Identify Pathways

I. Goals

Previously, we introduced a study by Best et al. (Best 2015) that examined the feasibility of using platelet transcriptomes to distinguish individuals diagnosed with breast cancer (BrCa) from healthy donors (HD). The workflow step took in RNA-Seq counts and metadata describing the samples (i.e. HD or BrCa) and analyzed the data for gene-wise differential expression (DE). One of the outputs from that step is a list of each RNA species and a respective rank, calculated from the DE test. In brief, the magnitude of rank is proportional to the ‘rareness’ of a difference in RNA counts at least as large as that observed, assuming no association between sample class assignment and RNA count.
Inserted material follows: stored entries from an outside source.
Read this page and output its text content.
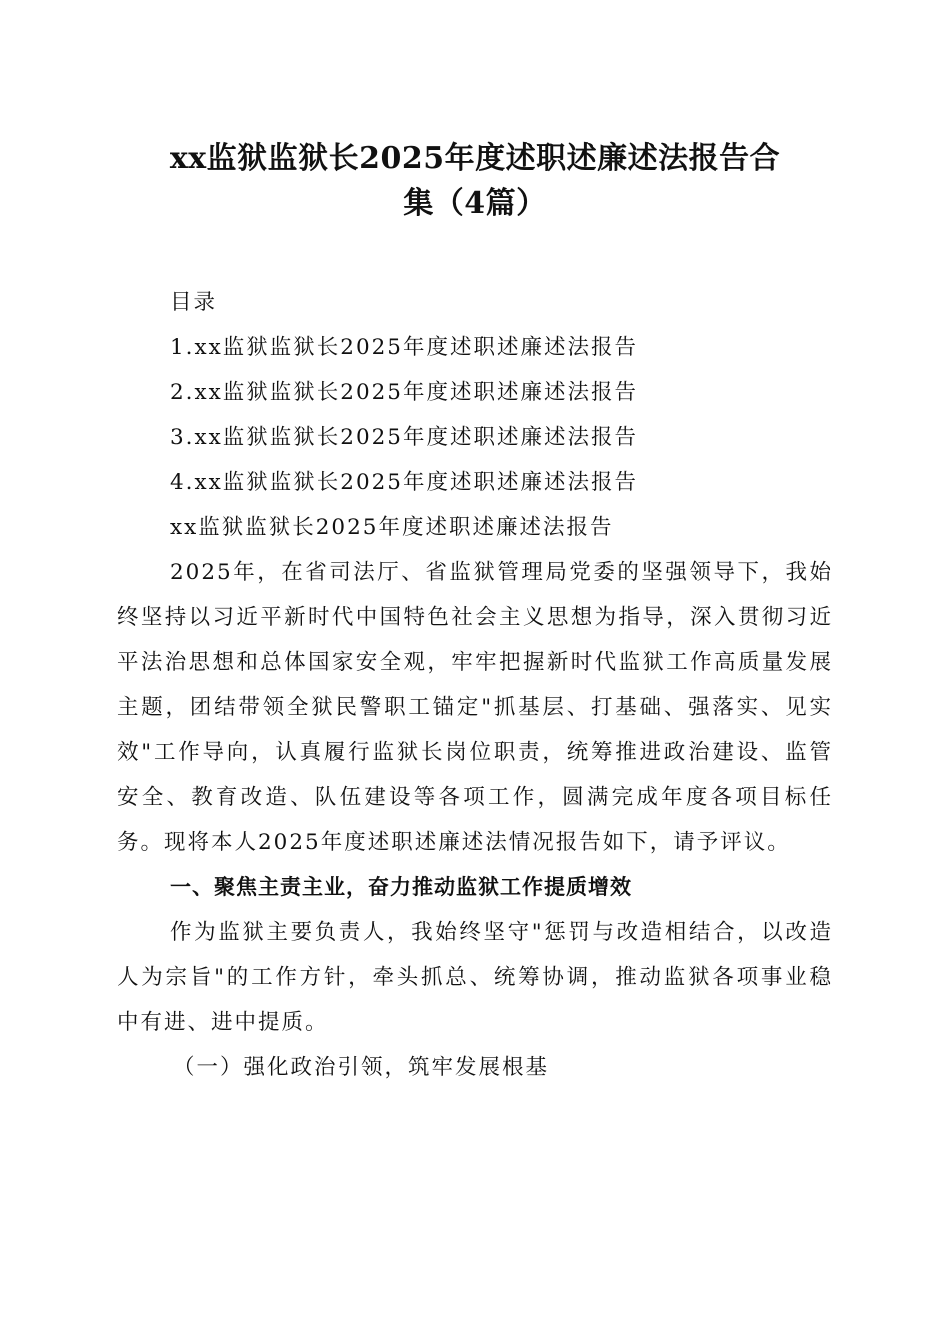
xx监狱监狱长2025年度述职述廉述法报告合
集（4篇）

目录

1.xx监狱监狱长2025年度述职述廉述法报告

2.xx监狱监狱长2025年度述职述廉述法报告

3.xx监狱监狱长2025年度述职述廉述法报告

4.xx监狱监狱长2025年度述职述廉述法报告

xx监狱监狱长2025年度述职述廉述法报告

2025年，在省司法厅、省监狱管理局党委的坚强领导下，我始终坚持以习近平新时代中国特色社会主义思想为指导，深入贯彻习近平法治思想和总体国家安全观，牢牢把握新时代监狱工作高质量发展主题，团结带领全狱民警职工锚定"抓基层、打基础、强落实、见实效"工作导向，认真履行监狱长岗位职责，统筹推进政治建设、监管安全、教育改造、队伍建设等各项工作，圆满完成年度各项目标任务。现将本人2025年度述职述廉述法情况报告如下，请予评议。

一、聚焦主责主业，奋力推动监狱工作提质增效

作为监狱主要负责人，我始终坚守"惩罚与改造相结合，以改造人为宗旨"的工作方针，牵头抓总、统筹协调，推动监狱各项事业稳中有进、进中提质。

（一）强化政治引领，筑牢发展根基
Note: For the sake of simplicity, we will use the terms ‘pathway’ and ‘gene set’ interchangeably. Typically, a ‘pathway’ refers to gene set components that enact a change or product (e.g. signal transduction, metabolism).

In this section we discuss the use of Gene Set Enrichment Analysis (GSEA) to sift out pathways from the underlying alterations in gene expression (Figure 1). The pathways that emerge from this analysis will be passed on to the next workflow step where we attempt to simplify their interpretation using the Enrichment Map visualization tool.

By then end of this discussion you should:

  1. Be able to install and set up the GSEA desktop software
  2. Be able to use GSEA to identify enriched gene sets using as inputs a rank file and a gene set database. The gene set database is pre-prepared.
  3. Obtain a pair of reports describing gene sets enrichment in BrCa and HD that are dependencies for subsequent workflow steps


Figure 1. Workflow step goals. Gene Set Enrichment Analysis (GSEA) attempts to answer the question: Can we summarize changes in gene expression as a list of altered pathways? Here we provide GSEA with a list where each gene is assigned a rank based upon differential expression testing along with a database of candidate gene sets to test. The goal of this workflow step will be to obtain two reports, each describing the gene sets up-regulated in either of the input sample classes.

II. Background

A detailed description of GSEA is beyond the scope of this discussion. Recall that, in addition to a rank file, GSEA requires a set of candidate gene sets in the form of a gene set database file (Figure 1). Below we describe a typical gene set database and provide an extremely brief overview for how GSEA operates.

Is there a difference between ‘gene sets’ and ‘pathways’?

GSEA searches through candidate gene sets to identify those that are enriched within our ranked gene list. A gene set is a list of genes that share some attribute. For example, a gene set could consist of loci assigned to a particular chromosomal band. Alternatively, pathways - those genes whose coordinated activity lead to change or produce a product - can also be represented as a gene set. For example, a gene set for a pathway could be represented by genes involved in DNA damage cell cycle checkpoint.

Concretely, let us consider the ‘IL-5 Signaling Pathway’ curated by as part of the NetPath database (Figure 2).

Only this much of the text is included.